Cellucci for Sen.? Count him out: Ambassador to step down

By David R. GuarinoRead Guarino's

Friday, July 16, 2004

Former Gov. Paul Cellucci plans to step down as U.S. ambassador to Canada early next year, prompting speculation he'll run for Senate if John F. Kerry [related, bio] wins the White House.

     But area Republicans, who have been quietly informed of the decision in telephone calls from Cellucci in recent days, said he's adamant about not running for office anytime in the near future.

     ``He doesn't have any definite plans, but he's ruled out running for U.S. Senate, though there's been a lot of gossip about him being interested,'' a longtime friend told the Herald.

     Still, other Republicans said the pressure would be intense on Cellucci if Kerry wins the presidency - since the balance of power in the Senate may be up for grabs.

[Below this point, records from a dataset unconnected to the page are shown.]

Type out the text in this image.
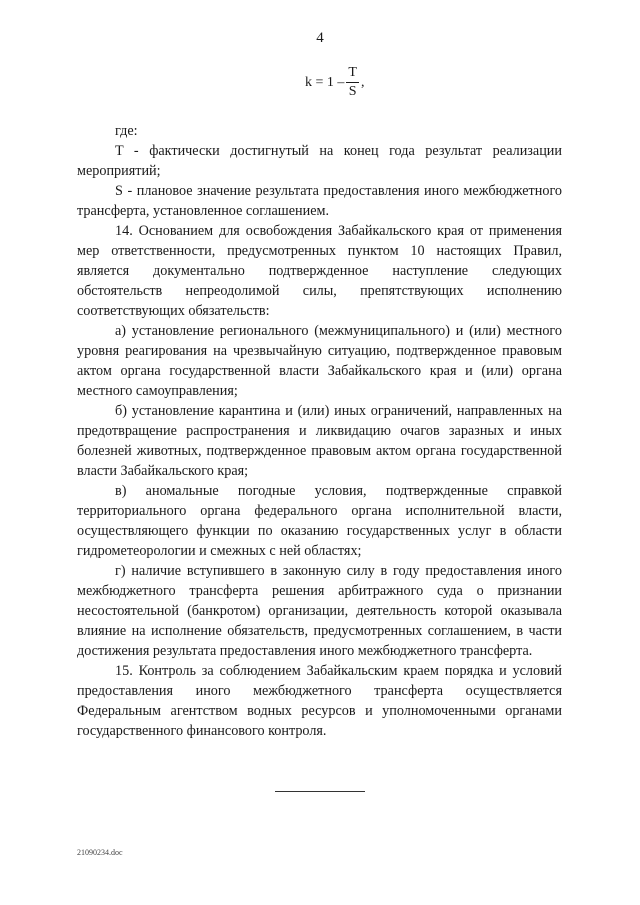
4
$k = 1 - \frac{T}{S}$ ,

где:

T - фактически достигнутый на конец года результат реализации мероприятий;

S - плановое значение результата предоставления иного межбюджетного трансферта, установленное соглашением.

14. Основанием для освобождения Забайкальского края от применения мер ответственности, предусмотренных пунктом 10 настоящих Правил, является документально подтвержденное наступление следующих обстоятельств непреодолимой силы, препятствующих исполнению соответствующих обязательств:

а) установление регионального (межмуниципального) и (или) местного уровня реагирования на чрезвычайную ситуацию, подтвержденное правовым актом органа государственной власти Забайкальского края и (или) органа местного самоуправления;

б) установление карантина и (или) иных ограничений, направленных на предотвращение распространения и ликвидацию очагов заразных и иных болезней животных, подтвержденное правовым актом органа государственной власти Забайкальского края;

в) аномальные погодные условия, подтвержденные справкой территориального органа федерального органа исполнительной власти, осуществляющего функции по оказанию государственных услуг в области гидрометеорологии и смежных с ней областях;

г) наличие вступившего в законную силу в году предоставления иного межбюджетного трансферта решения арбитражного суда о признании несостоятельной (банкротом) организации, деятельность которой оказывала влияние на исполнение обязательств, предусмотренных соглашением, в части достижения результата предоставления иного межбюджетного трансферта.

15. Контроль за соблюдением Забайкальским краем порядка и условий предоставления иного межбюджетного трансферта осуществляется Федеральным агентством водных ресурсов и уполномоченными органами государственного финансового контроля.

21090234.doc
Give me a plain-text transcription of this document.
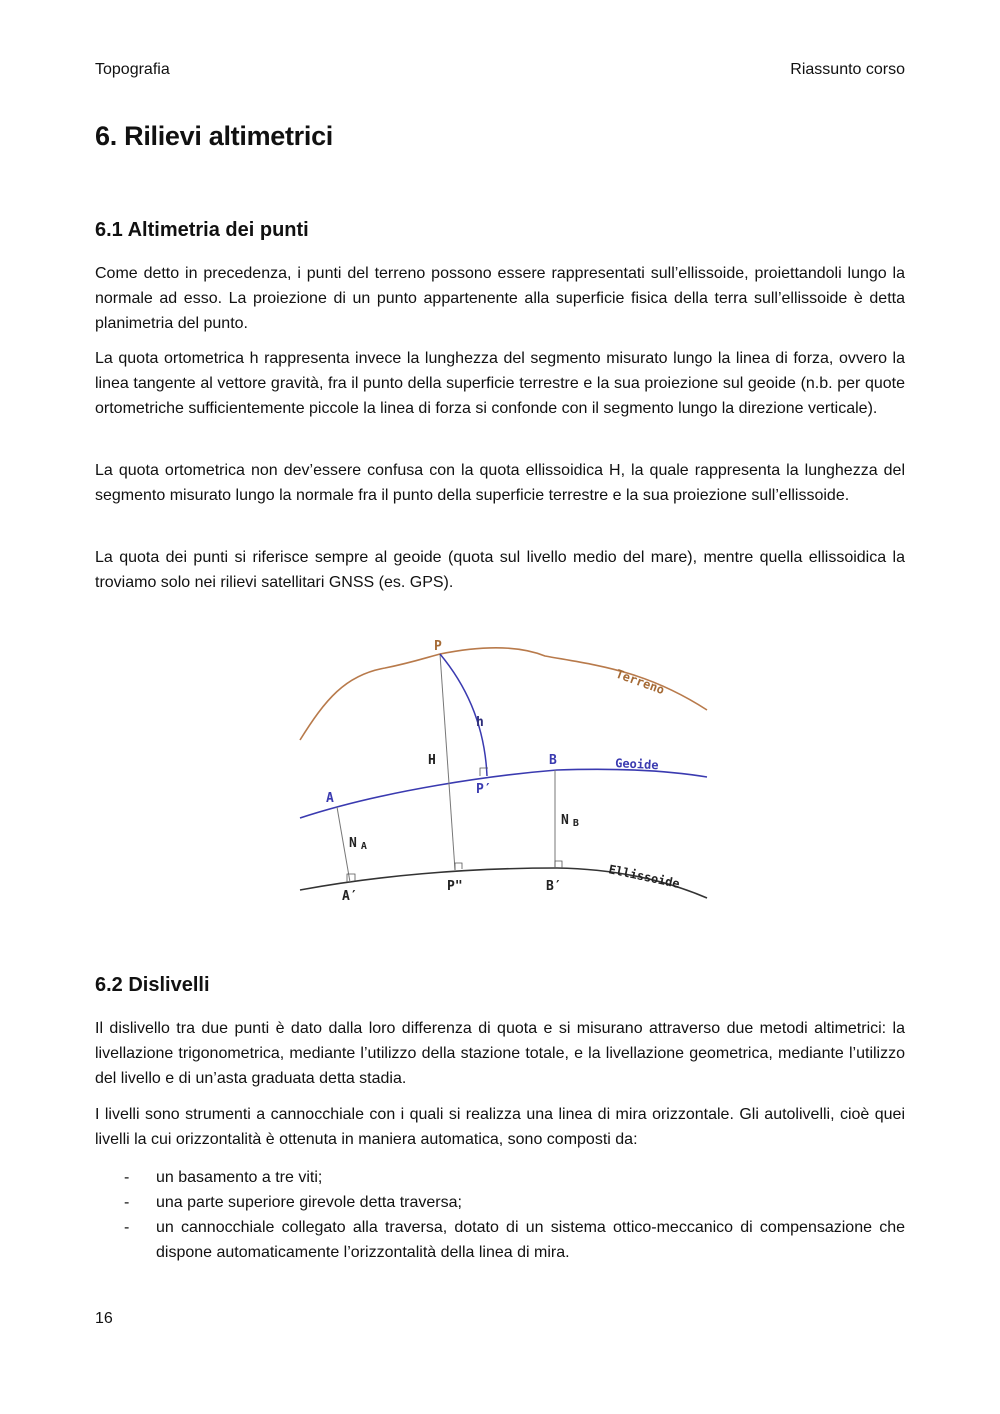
Topografia	Riassunto corso
6. Rilievi altimetrici
6.1 Altimetria dei punti

Come detto in precedenza, i punti del terreno possono essere rappresentati sull’ellissoide, proiettandoli lungo la normale ad esso. La proiezione di un punto appartenente alla superficie fisica della terra sull’ellissoide è detta planimetria del punto.

La quota ortometrica h rappresenta invece la lunghezza del segmento misurato lungo la linea di forza, ovvero la linea tangente al vettore gravità, fra il punto della superficie terrestre e la sua proiezione sul geoide (n.b. per quote ortometriche sufficientemente piccole la linea di forza si confonde con il segmento lungo la direzione verticale).

La quota ortometrica non dev’essere confusa con la quota ellissoidica H, la quale rappresenta la lunghezza del segmento misurato lungo la normale fra il punto della superficie terrestre e la sua proiezione sull’ellissoide.

La quota dei punti si riferisce sempre al geoide (quota sul livello medio del mare), mentre quella ellissoidica la troviamo solo nei rilievi satellitari GNSS (es. GPS).

P
Terreno
h
H	B	Geoide
P′
A
N A
N B
Ellissoide
A′
P"	B′
6.2 Dislivelli

Il dislivello tra due punti è dato dalla loro differenza di quota e si misurano attraverso due metodi altimetrici: la livellazione trigonometrica, mediante l’utilizzo della stazione totale, e la livellazione geometrica, mediante l’utilizzo del livello e di un’asta graduata detta stadia.

I livelli sono strumenti a cannocchiale con i quali si realizza una linea di mira orizzontale. Gli autolivelli, cioè quei livelli la cui orizzontalità è ottenuta in maniera automatica, sono composti da:

- un basamento a tre viti;
- una parte superiore girevole detta traversa;
- un cannocchiale collegato alla traversa, dotato di un sistema ottico-meccanico di compensazione che dispone automaticamente l’orizzontalità della linea di mira.
16
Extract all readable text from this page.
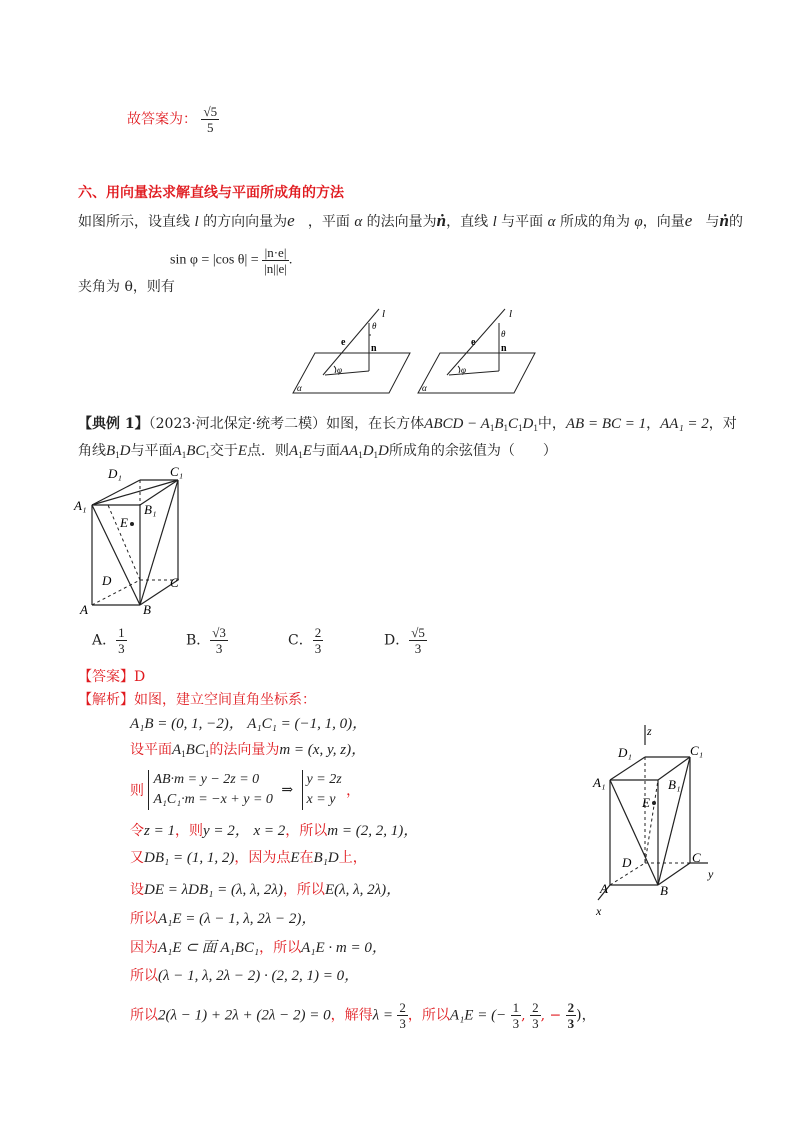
故答案为： $\frac{√5}{5}$
六、用向量法求解直线与平面所成角的方法
如图所示，设直线 l 的方向向量为e⃗，平面 α 的法向量为ṅ，直线 l 与平面 α 所成的角为 φ，向量e⃗与ṅ的
sin φ = |cos $\theta| = \frac{|n\cdot e|}{|n||e|}$ .
夹角为 θ，则有
l
θ
e
n
φ
α
l
θ
e
n
φ
α
【典例 1】（2023·河北保定·统考二模）如图，在长方体ABCD − $A_1B_1C_1D_1$中，AB = BC = 1，AA₁ = 2，对
角线$B_1D$与平面$A_1BC_1$交于E点．则$A_1E$与面$AA_1D_1D$所成角的余弦值为（　　）
D₁	C₁
A₁	B₁
E
D	C
A	B
A． $\frac{1}{3}$	B． $\frac{√3}{3}$	C． $\frac{2}{3}$	D． $\frac{√5}{3}$
【答案】D
【解析】如图，建立空间直角坐标系：
A₁B = (0, 1, −2)， A₁C₁ = (−1, 1, 0)，
设平面$A_1BC_1$的法向量为m = (x, y, z)，
则
AB·m = y − 2z = 0
A₁C₁·m = −x + y = 0
⇒
y = 2z
x = y
，
令z = 1，则y = 2， x = 2，所以m = (2, 2, 1)，
又DB₁ = (1, 1, 2)，因为点E在B₁D上，
设DE = λDB₁ = (λ, λ, 2λ)，所以E(λ, λ, 2λ)，
所以A₁E = (λ − 1, λ, 2λ − 2)，
因为A₁E ⊂ 面 A₁BC₁，所以A₁E · m = 0，
所以(λ − 1, λ, 2λ − 2) · (2, 2, 1) = 0，
所以2(λ − 1) + 2λ + (2λ − 2) = 0，解得$\lambda = \frac{2}{3}$ ，所以A₁E = (− $\frac{1}{3}$ , $\frac{2}{3}$ , − $\frac{2}{3}$ )，
z
D₁	C₁
A₁	B₁
E
D	C
y
A	B
x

     A June Boston Herald poll showed Cellucci ranked low among potential Republican candidates for the Senate seat - with Gov. Mitt Romney [related, bio] picked as the best candidate by 24 percent of voters, former Gov. William F. Weld picked by 21 percent, Lt. Gov. Kerry Healey by 6 percent and both Cellucci and White House Chief of Staff Andrew Card by only 4 percent.

     Allies said Cellucci won't officially resign until January or February. They said the 56-year-old former governor intends to return to his home in Hudson.

     While Cellucci won't entertain jobs until after he's left the ambassador's residence in Ottawa, he'll be in high demand in the lucrative Canadian-U.S. trade industry.

     A longtime personal friend of President Bush [related, bio], Cellucci resigned in April 2001 to take the post.

     Cellucci quickly became a source of controversy there, chiding Canadians for their lax national defense after 9/11.

     Indeed, a columnist for an Ottawa newspaper recently dubbed Cellucci ``the most combative ambassador that's ever been sent north of the border.''

     Still, friends said he always intended to serve only one term - and note he's already lasted more than the usual 18-month stint of most ambassadors.